Family Receives Shock After Funeral Service

| by Brendan Kelly
Val Jean McDonaldVal Jean McDonald

A mix-up at a funeral in New York City caused a family to mourn a stranger’s body rather than their mother’s.

Val Jean McDonald passed away after a long battle with cancer at the age of 81 on Dec. 18, 2015. Family and friends from all over the world, as far away as Australia, came to her funeral services at McCall’s Bronxwood Funeral Home in the Bronx on Dec. 29, 2015, according to The New York Times.

At the open casket funeral, the adults in attendance said they didn’t notice anything peculiar, but McDonald’s grandchildren knew something was wrong.

Errol McDonald, one of Val Jean’s eight sons, told The Times that his 10-year-old son said to him, “That doesn’t look like grandma.”

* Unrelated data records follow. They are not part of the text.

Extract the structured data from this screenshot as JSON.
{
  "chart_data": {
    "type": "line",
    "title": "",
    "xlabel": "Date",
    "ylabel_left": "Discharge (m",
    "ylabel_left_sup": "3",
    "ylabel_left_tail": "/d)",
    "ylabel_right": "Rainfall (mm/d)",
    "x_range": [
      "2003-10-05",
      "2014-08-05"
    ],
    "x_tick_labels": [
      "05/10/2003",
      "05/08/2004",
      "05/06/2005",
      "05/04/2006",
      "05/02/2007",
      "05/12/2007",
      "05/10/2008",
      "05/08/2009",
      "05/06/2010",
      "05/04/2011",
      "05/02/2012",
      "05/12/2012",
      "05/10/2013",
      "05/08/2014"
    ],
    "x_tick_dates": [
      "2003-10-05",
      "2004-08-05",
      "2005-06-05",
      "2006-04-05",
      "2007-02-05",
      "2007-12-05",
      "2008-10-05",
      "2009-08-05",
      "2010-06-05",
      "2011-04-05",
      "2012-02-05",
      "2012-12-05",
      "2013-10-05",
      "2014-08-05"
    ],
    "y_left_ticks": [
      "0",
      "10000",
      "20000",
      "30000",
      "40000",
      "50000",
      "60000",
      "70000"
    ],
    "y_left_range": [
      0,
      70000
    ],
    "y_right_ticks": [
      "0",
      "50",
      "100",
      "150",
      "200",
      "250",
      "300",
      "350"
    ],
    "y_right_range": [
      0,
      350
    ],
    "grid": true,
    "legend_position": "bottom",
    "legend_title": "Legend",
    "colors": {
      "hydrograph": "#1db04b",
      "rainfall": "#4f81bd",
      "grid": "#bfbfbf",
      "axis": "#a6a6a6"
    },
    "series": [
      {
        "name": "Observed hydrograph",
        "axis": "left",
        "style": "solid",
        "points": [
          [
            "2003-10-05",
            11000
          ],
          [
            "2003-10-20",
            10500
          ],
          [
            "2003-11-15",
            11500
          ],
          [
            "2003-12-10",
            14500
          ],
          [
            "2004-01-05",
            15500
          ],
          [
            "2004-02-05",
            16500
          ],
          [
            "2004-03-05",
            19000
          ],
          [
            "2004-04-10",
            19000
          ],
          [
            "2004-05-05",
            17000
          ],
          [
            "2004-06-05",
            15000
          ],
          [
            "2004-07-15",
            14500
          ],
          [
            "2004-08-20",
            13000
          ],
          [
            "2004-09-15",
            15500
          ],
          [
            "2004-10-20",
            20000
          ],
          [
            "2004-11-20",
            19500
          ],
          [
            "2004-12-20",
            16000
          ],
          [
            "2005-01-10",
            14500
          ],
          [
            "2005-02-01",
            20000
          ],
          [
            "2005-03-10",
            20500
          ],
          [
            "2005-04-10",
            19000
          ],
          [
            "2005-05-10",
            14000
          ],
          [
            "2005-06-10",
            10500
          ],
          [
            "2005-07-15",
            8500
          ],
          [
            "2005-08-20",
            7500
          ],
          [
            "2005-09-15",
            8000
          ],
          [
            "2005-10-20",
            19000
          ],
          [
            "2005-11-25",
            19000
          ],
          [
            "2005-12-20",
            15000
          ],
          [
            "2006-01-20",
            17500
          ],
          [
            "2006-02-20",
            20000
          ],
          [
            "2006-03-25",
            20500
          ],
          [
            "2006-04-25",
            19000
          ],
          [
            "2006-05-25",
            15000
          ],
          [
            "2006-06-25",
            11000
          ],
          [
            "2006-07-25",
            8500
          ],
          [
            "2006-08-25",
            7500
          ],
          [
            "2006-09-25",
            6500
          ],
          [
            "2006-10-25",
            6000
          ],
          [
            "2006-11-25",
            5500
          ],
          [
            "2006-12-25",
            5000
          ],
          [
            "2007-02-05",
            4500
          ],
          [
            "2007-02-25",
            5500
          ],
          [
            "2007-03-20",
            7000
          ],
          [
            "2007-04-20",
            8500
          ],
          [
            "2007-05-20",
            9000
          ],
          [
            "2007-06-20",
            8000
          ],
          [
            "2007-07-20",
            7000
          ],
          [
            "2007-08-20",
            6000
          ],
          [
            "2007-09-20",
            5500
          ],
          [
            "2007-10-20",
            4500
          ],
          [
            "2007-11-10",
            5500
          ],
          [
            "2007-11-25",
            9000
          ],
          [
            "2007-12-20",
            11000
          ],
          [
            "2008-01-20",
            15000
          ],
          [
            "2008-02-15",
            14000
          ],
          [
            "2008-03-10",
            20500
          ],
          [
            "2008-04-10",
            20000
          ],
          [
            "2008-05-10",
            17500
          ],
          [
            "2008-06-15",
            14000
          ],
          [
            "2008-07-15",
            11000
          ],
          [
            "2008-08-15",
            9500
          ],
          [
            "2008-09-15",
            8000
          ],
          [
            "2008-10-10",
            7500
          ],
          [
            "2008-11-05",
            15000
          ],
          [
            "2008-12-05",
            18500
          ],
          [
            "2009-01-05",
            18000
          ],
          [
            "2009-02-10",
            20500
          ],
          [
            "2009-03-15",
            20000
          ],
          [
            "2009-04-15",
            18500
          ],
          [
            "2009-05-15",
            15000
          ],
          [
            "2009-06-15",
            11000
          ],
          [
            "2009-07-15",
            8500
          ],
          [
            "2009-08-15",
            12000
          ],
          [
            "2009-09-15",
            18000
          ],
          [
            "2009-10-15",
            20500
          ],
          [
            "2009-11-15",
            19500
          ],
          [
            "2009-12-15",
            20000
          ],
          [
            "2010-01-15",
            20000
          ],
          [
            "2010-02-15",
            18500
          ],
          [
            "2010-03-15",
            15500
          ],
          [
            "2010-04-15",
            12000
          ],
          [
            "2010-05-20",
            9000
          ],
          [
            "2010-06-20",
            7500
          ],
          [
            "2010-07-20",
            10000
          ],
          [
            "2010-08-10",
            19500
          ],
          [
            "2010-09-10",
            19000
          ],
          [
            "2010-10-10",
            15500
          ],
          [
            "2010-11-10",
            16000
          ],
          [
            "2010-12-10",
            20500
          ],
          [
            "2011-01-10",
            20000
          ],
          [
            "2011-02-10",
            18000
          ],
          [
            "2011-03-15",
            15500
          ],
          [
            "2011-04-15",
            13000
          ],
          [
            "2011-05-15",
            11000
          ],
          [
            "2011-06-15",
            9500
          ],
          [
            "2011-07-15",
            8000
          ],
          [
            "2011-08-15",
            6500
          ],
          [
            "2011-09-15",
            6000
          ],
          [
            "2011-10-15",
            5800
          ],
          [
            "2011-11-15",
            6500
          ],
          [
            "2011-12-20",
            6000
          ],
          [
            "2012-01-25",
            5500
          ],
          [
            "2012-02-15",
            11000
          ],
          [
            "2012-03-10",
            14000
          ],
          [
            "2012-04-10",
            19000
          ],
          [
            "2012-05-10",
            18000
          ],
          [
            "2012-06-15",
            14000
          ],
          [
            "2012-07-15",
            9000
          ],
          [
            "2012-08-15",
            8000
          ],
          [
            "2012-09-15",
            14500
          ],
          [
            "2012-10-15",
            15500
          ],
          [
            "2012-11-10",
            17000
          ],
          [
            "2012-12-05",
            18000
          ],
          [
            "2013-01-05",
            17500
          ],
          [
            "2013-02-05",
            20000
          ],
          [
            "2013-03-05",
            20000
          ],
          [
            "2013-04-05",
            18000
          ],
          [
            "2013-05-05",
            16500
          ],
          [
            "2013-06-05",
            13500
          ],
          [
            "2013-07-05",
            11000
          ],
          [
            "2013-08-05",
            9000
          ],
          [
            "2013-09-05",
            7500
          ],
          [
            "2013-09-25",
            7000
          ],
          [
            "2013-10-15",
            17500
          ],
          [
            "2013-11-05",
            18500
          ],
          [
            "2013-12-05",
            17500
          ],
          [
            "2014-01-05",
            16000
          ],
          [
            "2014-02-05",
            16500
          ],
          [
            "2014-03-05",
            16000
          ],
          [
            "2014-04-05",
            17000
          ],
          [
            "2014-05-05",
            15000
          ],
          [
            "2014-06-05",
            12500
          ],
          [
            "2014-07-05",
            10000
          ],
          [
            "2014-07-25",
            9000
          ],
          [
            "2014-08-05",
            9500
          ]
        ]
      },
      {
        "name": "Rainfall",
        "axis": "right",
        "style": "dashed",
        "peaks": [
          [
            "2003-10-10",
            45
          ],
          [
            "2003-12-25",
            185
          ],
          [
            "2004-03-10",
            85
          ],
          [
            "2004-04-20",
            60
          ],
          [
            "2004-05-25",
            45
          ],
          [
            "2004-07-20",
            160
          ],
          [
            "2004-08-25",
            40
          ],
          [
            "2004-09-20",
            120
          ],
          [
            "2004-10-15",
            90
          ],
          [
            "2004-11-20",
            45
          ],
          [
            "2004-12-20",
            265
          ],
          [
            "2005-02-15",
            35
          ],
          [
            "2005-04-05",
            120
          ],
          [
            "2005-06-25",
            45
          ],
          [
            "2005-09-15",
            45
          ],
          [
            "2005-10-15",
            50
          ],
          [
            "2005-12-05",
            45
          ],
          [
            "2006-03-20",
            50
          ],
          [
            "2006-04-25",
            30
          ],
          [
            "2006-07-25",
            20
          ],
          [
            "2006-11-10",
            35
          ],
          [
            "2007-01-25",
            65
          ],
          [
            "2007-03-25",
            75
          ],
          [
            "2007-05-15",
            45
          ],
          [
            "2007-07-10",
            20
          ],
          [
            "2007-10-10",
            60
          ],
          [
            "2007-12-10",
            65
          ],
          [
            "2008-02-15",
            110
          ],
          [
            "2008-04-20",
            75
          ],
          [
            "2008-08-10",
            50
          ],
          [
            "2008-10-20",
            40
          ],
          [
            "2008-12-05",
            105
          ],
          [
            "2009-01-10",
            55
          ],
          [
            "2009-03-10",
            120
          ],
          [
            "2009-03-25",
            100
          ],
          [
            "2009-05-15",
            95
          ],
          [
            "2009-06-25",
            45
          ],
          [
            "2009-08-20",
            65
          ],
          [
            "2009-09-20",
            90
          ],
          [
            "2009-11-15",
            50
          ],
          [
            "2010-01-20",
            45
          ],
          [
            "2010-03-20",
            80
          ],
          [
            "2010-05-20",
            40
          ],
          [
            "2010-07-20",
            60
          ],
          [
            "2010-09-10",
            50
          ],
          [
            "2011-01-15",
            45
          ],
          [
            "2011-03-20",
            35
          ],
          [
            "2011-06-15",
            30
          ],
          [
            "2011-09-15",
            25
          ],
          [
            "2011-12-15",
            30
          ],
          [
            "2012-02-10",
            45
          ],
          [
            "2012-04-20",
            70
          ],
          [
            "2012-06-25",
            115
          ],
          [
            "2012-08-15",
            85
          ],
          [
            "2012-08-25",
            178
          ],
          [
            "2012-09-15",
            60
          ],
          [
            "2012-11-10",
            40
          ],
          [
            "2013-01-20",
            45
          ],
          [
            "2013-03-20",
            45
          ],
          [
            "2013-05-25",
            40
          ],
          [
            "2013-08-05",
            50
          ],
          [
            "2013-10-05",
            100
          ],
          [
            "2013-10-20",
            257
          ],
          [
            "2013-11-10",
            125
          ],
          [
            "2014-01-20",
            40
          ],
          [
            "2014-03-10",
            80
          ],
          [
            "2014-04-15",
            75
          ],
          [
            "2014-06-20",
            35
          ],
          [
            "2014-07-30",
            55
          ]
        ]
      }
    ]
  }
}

Leroy McDonald, Errol’s brother, told WABC that his 6-year-old granddaughter said the same to him.

“She said, ‘Granddaddy, I don’t think that’s grandma,” Leroy recalled. “I know she took it hard.”

The grandchildren were assured that the woman in the casket was in fact their grandmother and that age and cancer will change somebody’s appearance.

However, it was the adults who were wrong and the children who were right.

On Jan. 5, the funeral home contacted the McDonald family and informed them of their mistake. The family was called in to identify Val Jean’s body.

According to a statement from the funeral home, the business is currently under investigation.

“We have expressed to the affected families our acute distress and sorrow over this occurrence, and we are reimbursing the McDonalds for all costs associated with the funeral,” a spokesperson for the funeral home said.

The family said they did not ask about reimbursement and weren’t aware it was happening until the business spoke to WABC.

“We didn’t really truly say goodbye to our mom like we wanted to to,” Leroy said. “She didn’t deserve that.”

The other family involved in the mix-up was also not charged for their service.

Along with her eight sons, Val Jean had more than 20 grandchildren, almost as many great-grandchildren, and three great-great-grandchildren, The New York Times notes.